The Future of AI Voice Agent Deployment

Two years from now: Voice as operating layer, not channel.

"Technology truly becomes scalable when it becomes pervasive."

Right now, the voice channel works alongside the app, the branch, the website, the call center. In two years, Vijay's prediction is that it will be so embedded in how customers interact with their financial institutions that it stops feeling like a channel at all.

"Customers won't think twice before answering a voice agent call, responding, receiving recommendations, doing their transactions through voice. It'll be like default behavior." 

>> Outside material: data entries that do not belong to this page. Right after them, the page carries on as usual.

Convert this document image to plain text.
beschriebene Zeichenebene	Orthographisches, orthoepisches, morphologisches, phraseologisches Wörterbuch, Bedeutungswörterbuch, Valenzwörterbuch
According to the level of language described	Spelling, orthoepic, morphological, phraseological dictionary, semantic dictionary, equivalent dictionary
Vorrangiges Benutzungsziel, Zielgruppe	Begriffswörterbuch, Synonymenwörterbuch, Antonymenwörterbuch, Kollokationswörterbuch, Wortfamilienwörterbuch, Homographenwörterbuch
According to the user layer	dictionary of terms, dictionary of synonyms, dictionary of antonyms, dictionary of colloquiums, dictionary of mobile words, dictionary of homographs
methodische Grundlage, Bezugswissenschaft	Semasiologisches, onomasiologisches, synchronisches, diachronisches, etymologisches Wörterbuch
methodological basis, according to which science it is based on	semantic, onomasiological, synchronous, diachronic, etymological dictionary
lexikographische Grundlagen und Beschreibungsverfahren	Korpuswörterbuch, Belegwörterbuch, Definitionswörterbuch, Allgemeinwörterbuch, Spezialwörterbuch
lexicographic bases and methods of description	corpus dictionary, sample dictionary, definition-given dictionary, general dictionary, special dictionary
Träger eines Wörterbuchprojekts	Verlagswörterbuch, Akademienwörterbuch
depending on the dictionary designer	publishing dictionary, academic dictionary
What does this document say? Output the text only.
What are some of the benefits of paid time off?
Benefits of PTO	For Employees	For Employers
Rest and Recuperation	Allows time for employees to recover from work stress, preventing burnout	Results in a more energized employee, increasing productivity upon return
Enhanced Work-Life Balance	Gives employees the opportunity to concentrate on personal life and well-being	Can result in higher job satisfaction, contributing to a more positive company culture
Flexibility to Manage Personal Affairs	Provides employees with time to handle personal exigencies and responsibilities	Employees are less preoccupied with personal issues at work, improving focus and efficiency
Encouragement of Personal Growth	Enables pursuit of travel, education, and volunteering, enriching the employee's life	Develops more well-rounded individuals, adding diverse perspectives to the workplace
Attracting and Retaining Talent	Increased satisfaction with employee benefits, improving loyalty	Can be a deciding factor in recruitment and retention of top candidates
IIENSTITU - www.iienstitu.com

The analogy is the mobile banking app. Nobody thinks of it as a technology channel anymore. It's just how banking works. Voice is on the same trajectory. In the Indian BFSI market, the language and inclusion dynamics make voice the most natural interface for a huge portion of the population, in which transition may happen faster than anywhere else.

The teams getting the fundamentals right now such as integration, governance, realistic expectations, the learning loop are the ones that will be scaling when that moment arrives. The ones waiting for the technology to mature before they start building are likely to find they've waited too long.